With the coming into force of the Family Law Act (the “Act”) on March 18, 2013, the concepts of Custody and Guardianship have been significantly affected. Prior to the introduction of the Act, upon the dissolution of a marriage involving children, the Divorce Act (“DA”) and the Family Relations Act (“FRA”) governed issues surrounding parenting arrangements. The DA, dealt with Custody while the FRA dealt with both Custody and Guardianship. Thus, an overlapping concept of Custody existed under the DA and the FRA. This concept, while somewhat empty, was largely valued by clients for the perception of power and control it implied, while guardianship was valued for the rights it provided parents to be involved in the major decisions regarding the child.

The Act completely altered the prior approach to parenting arrangements under the FRA. The first notable change in regards to the care of and time with children is that when a court makes an agreement or order, the “only” consideration of the court is the best interests of the child. This is a marked change from the FRA, under which the best interests of the child was the “paramount” consideration. Further, and more pertinent to the issue of parenting arrangements, is the elimination of the term “Custody” under the Act. Now, “Guardianship”, including parenting responsibilities, is the only parenting arrangement concept under the Act. The parenting responsibilities, as per section 41 of the Act, include day-to-day decisions affecting the child, day-to-day care, and the control and supervision of the child, to name just a few.

The determination of “Custody” and “Guardianship” under the FRA has always been a contentious issue almost always requiring litigation. Now, to determine who is a guardian, the Act includes a deeming provision. Under this provision, while a child’s parents are living together and after the child’s parents separate, each parent of the child is the child’s guardian. However, a parent who has never resided with his or her child is not the child’s guardian unless the person is a parent as per another arrangement (section 30); the parent and all of the child’s guardians make an agreement providing that the parent is also a guardian; or the parent regularly cares for the child.
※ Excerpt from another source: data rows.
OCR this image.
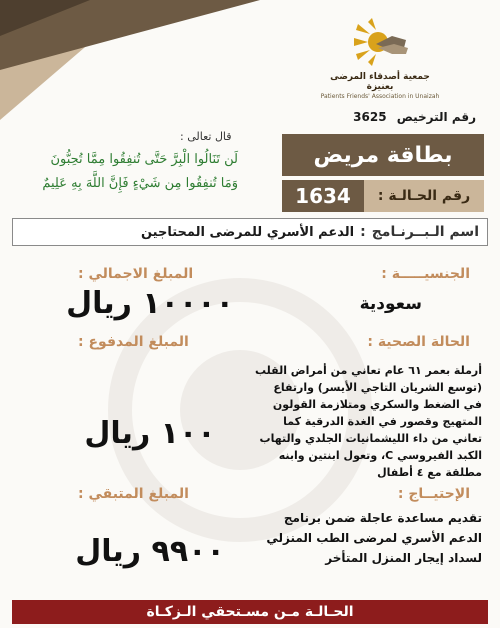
جمعية أصدقاء المرضى بعنيزة
Patients Friends' Association in Unaizah
رقم الترخيص 3625
قال تعالى :
لَن تَنَالُوا الْبِرَّ حَتَّى تُنفِقُوا مِمَّا تُحِبُّونَ
وَمَا تُنفِقُوا مِن شَيْءٍ فَإِنَّ اللَّهَ بِهِ عَلِيمٌ
بطاقة مريض
رقم الحـالـة :
1634
اسم الـبــرنـامج
:
الدعم الأسري للمرضى المحتاجين
الجنسيـــــة :
سعودية
الحالة الصحية :

أرملة بعمر ٦١ عام تعاني من أمراض القلب (توسع الشريان التاجي الأيسر) وارتفاع في الضغط والسكري ومتلازمة القولون المتهيج وقصور في الغدة الدرقية كما تعاني من داء الليشمانيات الجلدي والتهاب الكبد الفيروسي C، وتعول ابنتين وابنه مطلقة مع ٤ أطفال

الإحتيــاج :

تقديم مساعدة عاجلة ضمن برنامج الدعم الأسري لمرضى الطب المنزلي لسداد إيجار المنزل المتأخر

المبلغ الاجمالي :
١٠٠٠٠ ريال
المبلغ المدفوع :
١٠٠ ريال
المبلغ المتبقي :
٩٩٠٠ ريال
الحـالـة مـن مسـتحقي الـزكـاة
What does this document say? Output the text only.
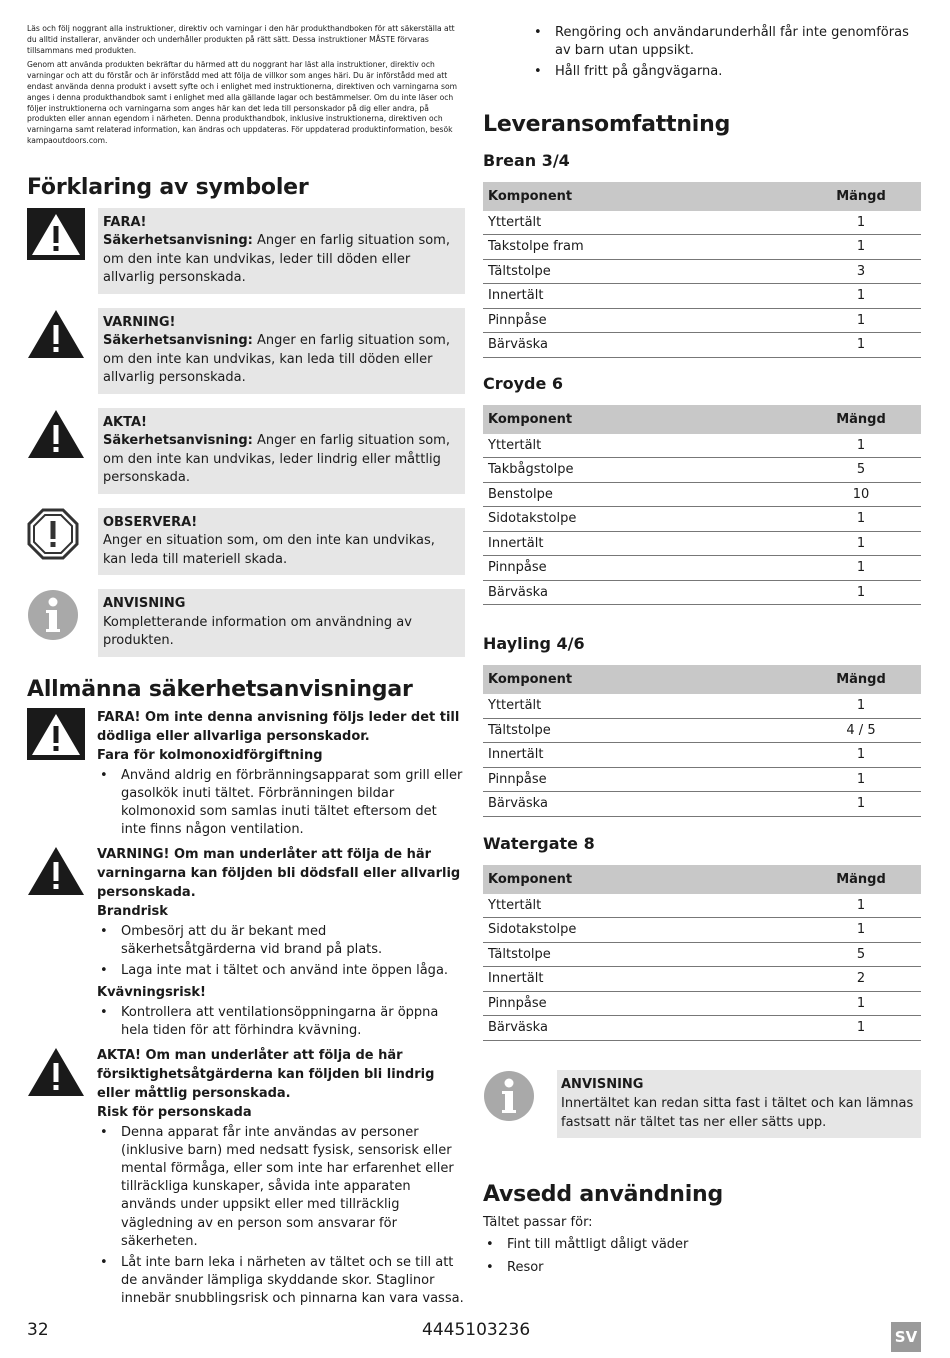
Läs och följ noggrant alla instruktioner, direktiv och varningar i den här produkthandboken för att säkerställa att du alltid installerar, använder och underhåller produkten på rätt sätt. Dessa instruktioner MÅSTE förvaras tillsammans med produkten.

Genom att använda produkten bekräftar du härmed att du noggrant har läst alla instruktioner, direktiv och varningar och att du förstår och är införstådd med att följa de villkor som anges häri. Du är införstådd med att endast använda denna produkt i avsett syfte och i enlighet med instruktionerna, direktiven och varningarna som anges i denna produkthandbok samt i enlighet med alla gällande lagar och bestämmelser. Om du inte läser och följer instruktionerna och varningarna som anges här kan det leda till personskador på dig eller andra, på produkten eller annan egendom i närheten. Denna produkthandbok, inklusive instruktionerna, direktiven och varningarna samt relaterad information, kan ändras och uppdateras. För uppdaterad produktinformation, besök kampaoutdoors.com.

Förklaring av symboler
FARA!
Säkerhetsanvisning: Anger en farlig situation som, om den inte kan undvikas, leder till döden eller allvarlig personskada.
VARNING!
Säkerhetsanvisning: Anger en farlig situation som, om den inte kan undvikas, kan leda till döden eller allvarlig personskada.
AKTA!
Säkerhetsanvisning: Anger en farlig situation som, om den inte kan undvikas, leder lindrig eller måttlig personskada.
OBSERVERA!
Anger en situation som, om den inte kan undvikas, kan leda till materiell skada.
ANVISNING
Kompletterande information om användning av produkten.
Allmänna säkerhetsanvisningar
FARA! Om inte denna anvisning följs leder det till dödliga eller allvarliga personskador.
Fara för kolmonoxidförgiftning
• Använd aldrig en förbränningsapparat som grill eller gasolkök inuti tältet. Förbränningen bildar kolmonoxid som samlas inuti tältet eftersom det inte finns någon ventilation.
VARNING! Om man underlåter att följa de här varningarna kan följden bli dödsfall eller allvarlig personskada.
Brandrisk
• Ombesörj att du är bekant med säkerhetsåtgärderna vid brand på plats.
• Laga inte mat i tältet och använd inte öppen låga.
Kvävningsrisk!
• Kontrollera att ventilationsöppningarna är öppna hela tiden för att förhindra kvävning.
AKTA! Om man underlåter att följa de här försiktighetsåtgärderna kan följden bli lindrig eller måttlig personskada.
Risk för personskada
• Denna apparat får inte användas av personer (inklusive barn) med nedsatt fysisk, sensorisk eller mental förmåga, eller som inte har erfarenhet eller tillräckliga kunskaper, såvida inte apparaten används under uppsikt eller med tillräcklig vägledning av en person som ansvarar för säkerheten.
• Låt inte barn leka i närheten av tältet och se till att de använder lämpliga skyddande skor. Staglinor innebär snubblingsrisk och pinnarna kan vara vassa.
• Rengöring och användarunderhåll får inte genomföras av barn utan uppsikt.
• Håll fritt på gångvägarna.
Leveransomfattning
Brean 3/4
Komponent	Mängd
Yttertält	1
Takstolpe fram	1
Tältstolpe	3
Innertält	1
Pinnpåse	1
Bärväska	1
Croyde 6
Komponent	Mängd
Yttertält	1
Takbågstolpe	5
Benstolpe	10
Sidotakstolpe	1
Innertält	1
Pinnpåse	1
Bärväska	1
Hayling 4/6
Komponent	Mängd
Yttertält	1
Tältstolpe	4 / 5
Innertält	1
Pinnpåse	1
Bärväska	1
Watergate 8
Komponent	Mängd
Yttertält	1
Sidotakstolpe	1
Tältstolpe	5
Innertält	2
Pinnpåse	1
Bärväska	1
ANVISNING
Innertältet kan redan sitta fast i tältet och kan lämnas fastsatt när tältet tas ner eller sätts upp.
Avsedd användning
Tältet passar för:
• Fint till måttligt dåligt väder
• Resor
32	4445103236	SV
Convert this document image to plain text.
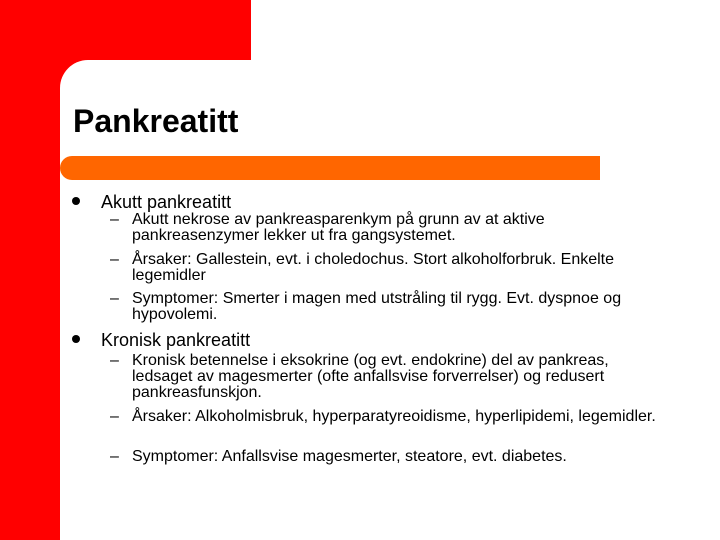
Pankreatitt
Akutt pankreatitt
– Akutt nekrose av pankreasparenkym på grunn av at aktive pankreasenzymer lekker ut fra gangsystemet.
– Årsaker: Gallestein, evt. i choledochus. Stort alkoholforbruk. Enkelte legemidler
– Symptomer: Smerter i magen med utstråling til rygg. Evt. dyspnoe og hypovolemi.
Kronisk pankreatitt
– Kronisk betennelse i eksokrine (og evt. endokrine) del av pankreas, ledsaget av magesmerter (ofte anfallsvise forverrelser) og redusert pankreasfunskjon.
– Årsaker: Alkoholmisbruk, hyperparatyreoidisme, hyperlipidemi, legemidler.
– Symptomer: Anfallsvise magesmerter, steatore, evt. diabetes.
While this deeming provision has the potential to result in reduced litigation surrounding the issue of Guardianship, the Act’s interaction with the DA has produced confusion within the legal community. The exclusion of the concept of “Custody” in the Act has produced uncertainty regarding the simultaneous application of the Act and the DA. In the BC Supreme Court decision of CKBM v GM, 2013 BCSC 836, the court discussed this difference in conceptual approaches. Referring to an article titled Adapting Joyce and Horn Models for Divorce Act and FLA by JP Boyd, the court expressed that Guardianship under the new act is certainly not synonymous with Guardianship under the old act. Under the old FRA, there was a legal distinction drawn between the rights included in Custody, and the rights included in Guardianship. However, that distinction has now been eliminated with the introduction of the Act. “Guardianship” is now an inclusive term under the Act, that seems to include much of the same rights that are included under the concept of “Custody” in the DA.

Thus, as the conceptual approaches to parenting arrangements under the Act and the DA are seemingly incompatible, advancing claims under both acts has been considered, as JP Boyd would say, “unwise and imprudent”. In recent decisions, when faced with claims under both the Act and the DA, the court has refrained from applying the Act and has resorted to granting Joint Custody under the DA.

This ultimately begs the question of the overall effectiveness of the introduction of the Act in regards to the care of and time with children. If the courts continue on this path of minimal application of the Act in times of uncertainty, the new Guardianship provisions will not be utilized to their full potential. It will be interesting to see how, as the determination of cases under the Act increases, the courts apply the Guardianship provisions, or whether they continue to replace their application with the familiarity associated with the DA.